# HID Headlight Assembly



## Darktide (Jul 29, 2004)

Alright guys,
I've been wondering about getting HID Headlights for my 2000 Altima SE. I know that just changing the bulb won't give me the desired results. I was wondering if there were actual head lamp assemblies that were designed to house HID bulbs to get the proper reflections. I've checked eBay really quick and wasn't able to find anything. I work third shift so I do a lot of night driving and would like to have some nice bright bulbs. Installing HID bulbs would be really easy as I'm pretty decently inclined with electronics and mechanics so getting everything installed and working properly would be pretty easy.
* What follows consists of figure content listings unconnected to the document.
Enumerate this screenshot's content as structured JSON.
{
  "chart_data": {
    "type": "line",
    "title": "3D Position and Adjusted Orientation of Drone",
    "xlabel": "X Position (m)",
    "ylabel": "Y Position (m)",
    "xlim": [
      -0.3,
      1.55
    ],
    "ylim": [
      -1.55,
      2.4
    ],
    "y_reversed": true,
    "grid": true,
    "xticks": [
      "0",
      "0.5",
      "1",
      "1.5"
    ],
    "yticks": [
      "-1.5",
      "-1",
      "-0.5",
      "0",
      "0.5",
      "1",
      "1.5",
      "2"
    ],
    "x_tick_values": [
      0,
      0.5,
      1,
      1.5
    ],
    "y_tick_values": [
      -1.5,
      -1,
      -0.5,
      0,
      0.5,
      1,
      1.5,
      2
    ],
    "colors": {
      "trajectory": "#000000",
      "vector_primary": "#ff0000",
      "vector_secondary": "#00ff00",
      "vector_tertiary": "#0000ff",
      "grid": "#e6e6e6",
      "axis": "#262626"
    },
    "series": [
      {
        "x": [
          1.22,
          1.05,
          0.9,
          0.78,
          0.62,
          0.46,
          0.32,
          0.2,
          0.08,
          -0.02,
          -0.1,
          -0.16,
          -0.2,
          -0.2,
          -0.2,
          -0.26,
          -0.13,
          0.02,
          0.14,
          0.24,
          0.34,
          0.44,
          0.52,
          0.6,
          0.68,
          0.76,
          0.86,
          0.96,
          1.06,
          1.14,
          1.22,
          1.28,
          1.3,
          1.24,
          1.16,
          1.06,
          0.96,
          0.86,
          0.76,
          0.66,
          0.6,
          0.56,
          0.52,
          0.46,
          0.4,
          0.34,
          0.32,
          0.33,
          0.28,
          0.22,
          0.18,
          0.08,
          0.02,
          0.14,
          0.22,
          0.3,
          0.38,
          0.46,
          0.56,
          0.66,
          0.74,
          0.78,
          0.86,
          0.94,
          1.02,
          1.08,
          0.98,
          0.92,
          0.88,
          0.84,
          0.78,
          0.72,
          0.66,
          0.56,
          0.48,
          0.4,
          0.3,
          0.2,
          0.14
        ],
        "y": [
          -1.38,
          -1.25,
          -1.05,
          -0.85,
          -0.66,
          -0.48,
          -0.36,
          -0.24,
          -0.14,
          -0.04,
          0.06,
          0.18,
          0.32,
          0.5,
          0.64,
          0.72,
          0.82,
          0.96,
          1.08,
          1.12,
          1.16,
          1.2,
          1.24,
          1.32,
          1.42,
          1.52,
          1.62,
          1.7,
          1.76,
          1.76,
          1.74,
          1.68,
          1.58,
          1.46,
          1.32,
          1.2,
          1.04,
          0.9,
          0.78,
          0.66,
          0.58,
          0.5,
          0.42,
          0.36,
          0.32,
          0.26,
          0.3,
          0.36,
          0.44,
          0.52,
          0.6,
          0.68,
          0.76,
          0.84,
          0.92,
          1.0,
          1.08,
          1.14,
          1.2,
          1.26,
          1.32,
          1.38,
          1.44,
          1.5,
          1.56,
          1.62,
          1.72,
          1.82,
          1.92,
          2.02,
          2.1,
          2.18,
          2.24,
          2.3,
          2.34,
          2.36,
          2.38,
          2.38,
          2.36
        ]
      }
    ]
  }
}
Does anyone know if this exists? If not would I be ok just installing some HID bulbs and not thinking twice about it (though I really think glare would be an issue for oncoming traffic)?. I'm really looking for a brighter bulb without being one of those jerks who adjusts the headlights up a few turns and blinds people w/out caring. Any help would be appreciated. Thanks in advance


Darktide


----------



## LONDONDERRY (May 19, 2004)

Hey Jay-
I looked around and I didn't see any headlight housings, but check out this site though http://www.brightheadlights-hid.com On a side note, I make sure there street legal.

Glad to see you have consideration for other in terms of glare. If you do install them, just make sure your not tailing me with those highs on, I'm always looking of good insrance claim, to buy a new car. Other than that, whats new with you? PM me

cheers
Frank


----------